Bu üç kabulden yola çıkıldığında Milliyetçi Hareket Partisinin koalisyon müzakerelerinde asla vazgeçmeyeceği şu üç bakanlığa “Millî Eğitim Bakanlığı, Kültür Bakanlığı, Adalet Bakanlığı” talip olması gerekirdi. Ne yazık ki bu müzakereleri yürüten MHP heyetinin başındaki arkadaşımız müteahhitlik mesleğinden geldiği için evvel emirde Bayındırlık Bakanlığına talip olmuş hatta öyle bir noktaya gelmiştir ki sadece Bayındırlık Bakanlığını verseler ona da razı olacak haldedir.

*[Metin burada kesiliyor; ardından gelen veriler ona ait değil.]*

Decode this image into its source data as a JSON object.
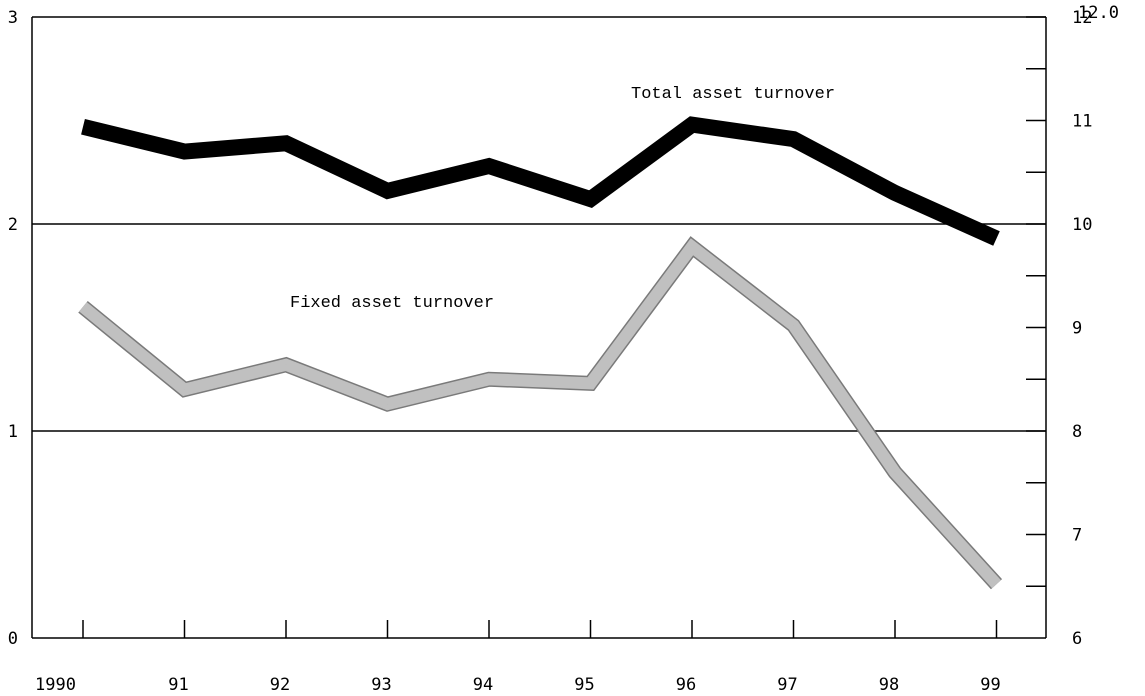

Neticede müzakerelerin sonunda MHP bu üç bakanlıktan birini dahi alamadan başka bakanlıklara razı olmuştur.
Hatırlayacaksınız, 1999-2000’li yıllarda Genelkurmay Başkanı olan General Hüseyin Kıvrıkoğlu; “28 Şubat 1000 yıl sürecektir.” diyerek millî iradeyi ve TBMM’yi adeta yok sayan bir beyanat vermişti.
O günlerde ziyaretine giden hemşehrisi MHP milletvekili bir arkadaşımıza tehditkâr bir tavırla; “Bakalım MHP de Refah Partisi ve Doğru Yol Partisi gibi mi yapacak? Yoksa, doğru dürüst bir siyaset mi izleyecek, göreceğiz.” demişti.
Bir başka günde bizi yazıhanemizde ziyarete gelen ve bu konuşmayı aktaran milletvekili arkadaşımıza bu görüşmeyi ve bu tehditkâr ifadeleri Sayın Genel Başkanımıza aktardığınızda ne cevap verdi diye sorduğumda, “Evet aktardım. Sadece sustu. Hiçbir tepki göstermedi.” demişti.
Sayın Genel Başkan;
Siz de çok iyi bilirsiniz ki, siyasetçinin iki gömleği vardır: Birisi bayramlık, diğeri idamlık!
Milletinin vekâletini almış siyasetçiler olarak sizlerden beklenen, yemininize sadık kalarak bu vesayetçi çevrelerin kurusıkı tehditlerine boyun eğmeyip gereğini yapmanızdı.
Geçtiğimiz aylarda bir grup emekli amiralin siyasi iktidarı Montrö Boğazlar sözleşmesiyle ilgili -sonunda haklı çıktıkları- bir uyarısı üzerine- siz bakmayın bazı siyasi partilerin sözcülerinin ortalığı birbirine katarak “Bunların hepsinin rütbeleri sökülmeli ve tutuklanmalıdır" diye efelenmelerine.Biz yakinen biliyoruz ki 28 Şubat sürecinde bu siyasi partilerin önünden bırakınız bir general veya amirali, iki pırpırlı bir uzman çavuş geçse içeridekilerin korkudan dizleri titrerdi.
27 Mayıs’ın “Kudretli Albayı” Alparslan Türkeş’in fırtınalarla dolu mücadele hayatından sonra engin tecrübelerinin ışığında sarfettiği “En kötü demokrasiyi, en iyi ihtilal idaresine tercih ederim.” sözünü hatırlarsınız.
Eğer partimiz iktidar ortağı olduktan sonra 28 Şubat sürecinde, “Demokrasiye balans ayarı veriyoruz” diyen generallerden o vakitler yargı önünde hesap sorulabilseydi, Türk milletinin gönlünde taht kurardınız.
Bu uğursuz 28 Şubat sürecinde tek yiğit ses, “Evet! Türkiye, İran olmayacaktır. Ama Suriye de olmayacaktır. Namlusunu milletine çeviren tanka selam durmam!” diye haykıran Merhum Ülkücü Gençlik Lideri Şehit Muhsin Yazıcıoğlu’ndan çıkmıştı.